E. O. Wilson, American biologist, author, and academic

Edward Osborne Wilson (June 10, 1929 – December 26, 2021) was an American biologist, naturalist, and writer. His specialty was myrmecology, the study of ants, on which he was called the world's leading expert, and he was nicknamed Ant Man.Wilson has been called "the father of sociobiology" and "the father of biodiversity" for his environmental advocacy, and his secular-humanist and deist ideas pertaining to religious and ethical matters.

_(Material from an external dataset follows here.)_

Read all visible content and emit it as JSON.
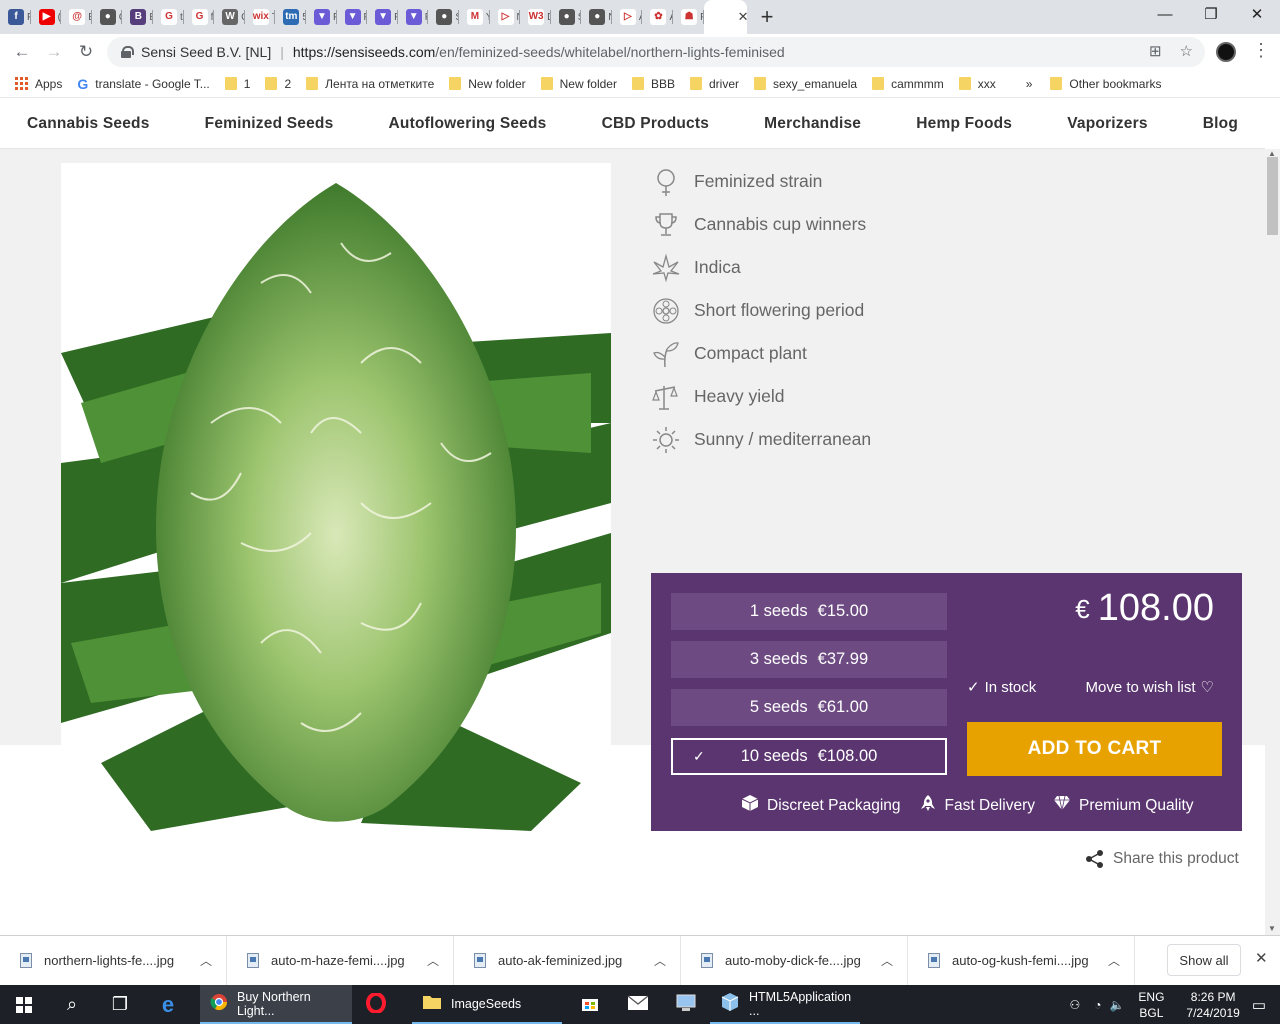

Among his contributions to ecological theory is the theory of island biogeography (developed in collaboration with the mathematical ecologist Robert MacArthur), which served as the foundation of the field of conservation area design, as well as the unified neutral theory of biodiversity of Stephen P. Hubbell.

Wilson was the Pellegrino University Research Professor Emeritus in Entomology for the Department of Organismic and Evolutionary Biology at Harvard University, a lecturer at Duke University, and a fellow of the Committee for Skeptical Inquiry. The Royal Swedish Academy, which awards the Nobel Prizes, awarded Wilson the Crafoord Prize, an award designed to cover areas not covered by Nobel Prizes. He was a humanist laureate of the International Academy of Humanism. He was a two-time winner of the Pulitzer Prize for General Nonfiction (for On Human Nature in 1979, and The Ants in 1991) and a New York Times bestselling author for The Social Conquest of Earth, Letters to a Young Scientist, and The Meaning of Human Existence.

Wilson was recognized as one of the most important scientists and influential people in the world by publications such as Time and the Encyclopædia Britannica. He received more than 150 prestigious awards and medals around the world, and was an honorary member of more than 30 world renowned and prestigious organizations, academies, and institutions. Several animal species have been scientifically named in his honor, mostly ant species as well as one bird and one bat species.